Nur wenige Beobachter der US-Politik werden überrascht sein zu hören, dass die jüngsten Meinungsumfragen ein sich verschärfendes Rennen des Präsidenten in Florida zeigen.

Dieser entscheidende Swing-Staat wird aufgrund seiner extremen politischen Polarisierung für dramatische Wahlstreitigkeiten genutzt.

Da die Stimmen in Florida oft fast genau in zwei Hälften zwischen Demokraten und Republikanern aufgeteilt sind, können die Wahlergebnisse von kleinen Schwankungen der Unterstützung für beide Kandidaten unter den verschiedenen Gruppen der großen und vielfältigen Wählerschaft des Staates abhängen.

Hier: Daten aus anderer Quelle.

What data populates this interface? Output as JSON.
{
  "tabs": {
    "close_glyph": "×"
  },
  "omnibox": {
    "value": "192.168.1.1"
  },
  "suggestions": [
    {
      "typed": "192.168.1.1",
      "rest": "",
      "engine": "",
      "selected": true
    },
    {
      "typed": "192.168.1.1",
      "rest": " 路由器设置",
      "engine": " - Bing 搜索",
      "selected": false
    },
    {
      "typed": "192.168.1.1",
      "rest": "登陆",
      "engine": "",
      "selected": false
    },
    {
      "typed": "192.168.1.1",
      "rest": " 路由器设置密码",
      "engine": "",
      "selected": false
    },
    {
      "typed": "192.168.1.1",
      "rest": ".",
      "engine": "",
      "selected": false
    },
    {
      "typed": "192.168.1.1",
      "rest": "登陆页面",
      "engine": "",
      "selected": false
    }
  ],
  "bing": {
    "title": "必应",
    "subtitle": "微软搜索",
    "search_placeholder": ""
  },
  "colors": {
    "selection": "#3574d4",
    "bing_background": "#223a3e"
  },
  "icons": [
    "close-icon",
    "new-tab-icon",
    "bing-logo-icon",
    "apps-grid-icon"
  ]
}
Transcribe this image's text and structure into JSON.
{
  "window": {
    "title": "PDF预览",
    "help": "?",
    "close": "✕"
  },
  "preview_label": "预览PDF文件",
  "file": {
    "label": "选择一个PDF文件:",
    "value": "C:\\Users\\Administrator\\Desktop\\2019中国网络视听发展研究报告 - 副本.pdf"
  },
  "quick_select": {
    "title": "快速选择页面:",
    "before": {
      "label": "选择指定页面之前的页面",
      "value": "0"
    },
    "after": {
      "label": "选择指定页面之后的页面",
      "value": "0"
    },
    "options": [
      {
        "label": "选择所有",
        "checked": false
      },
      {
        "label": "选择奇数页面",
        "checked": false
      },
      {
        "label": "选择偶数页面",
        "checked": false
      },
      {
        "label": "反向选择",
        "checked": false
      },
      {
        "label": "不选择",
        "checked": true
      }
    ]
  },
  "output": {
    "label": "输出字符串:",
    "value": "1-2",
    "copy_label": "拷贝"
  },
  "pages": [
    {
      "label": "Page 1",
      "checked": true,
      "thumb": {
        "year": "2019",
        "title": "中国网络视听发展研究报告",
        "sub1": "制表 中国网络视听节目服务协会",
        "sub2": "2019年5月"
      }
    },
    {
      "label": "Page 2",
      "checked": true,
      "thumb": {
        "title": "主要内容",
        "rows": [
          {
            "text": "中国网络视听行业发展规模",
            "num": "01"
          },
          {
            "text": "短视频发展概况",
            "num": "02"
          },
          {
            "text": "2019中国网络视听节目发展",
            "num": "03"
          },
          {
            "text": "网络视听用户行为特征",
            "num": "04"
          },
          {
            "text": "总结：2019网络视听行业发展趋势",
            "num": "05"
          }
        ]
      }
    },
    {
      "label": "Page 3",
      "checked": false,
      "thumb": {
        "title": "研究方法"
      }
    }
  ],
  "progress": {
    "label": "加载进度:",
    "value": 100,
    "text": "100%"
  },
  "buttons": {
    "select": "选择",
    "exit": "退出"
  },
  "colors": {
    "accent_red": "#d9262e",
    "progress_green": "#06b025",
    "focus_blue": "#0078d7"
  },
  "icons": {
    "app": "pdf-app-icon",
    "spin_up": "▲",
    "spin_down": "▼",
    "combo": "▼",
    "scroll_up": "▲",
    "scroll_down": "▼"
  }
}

In diesem Jahr ziehen drei dieser Gruppen besondere Aufmerksamkeit auf sich. Abstimmungsmuster unter kubanischen Amerikanern, Senioren und ehemaligen Straftätern könnten durchaus definieren, wer in Florida gewinnt, und einen übergroßen Einfluss auf die Entscheidung haben, wer nächstes Jahr im Weißen Haus sein wird.

1. Trump rückt mit Miami Cubans vor

Viele Einwohner von Miami, Floridas größter Metropolregion, werden kürzlich einen Anstieg der Anzahl spanischsprachiger Anzeigen aus Joe Bidens Kampagne bemerkt haben, die auf ihren Computer- oder Fernsehbildschirmen erscheinen.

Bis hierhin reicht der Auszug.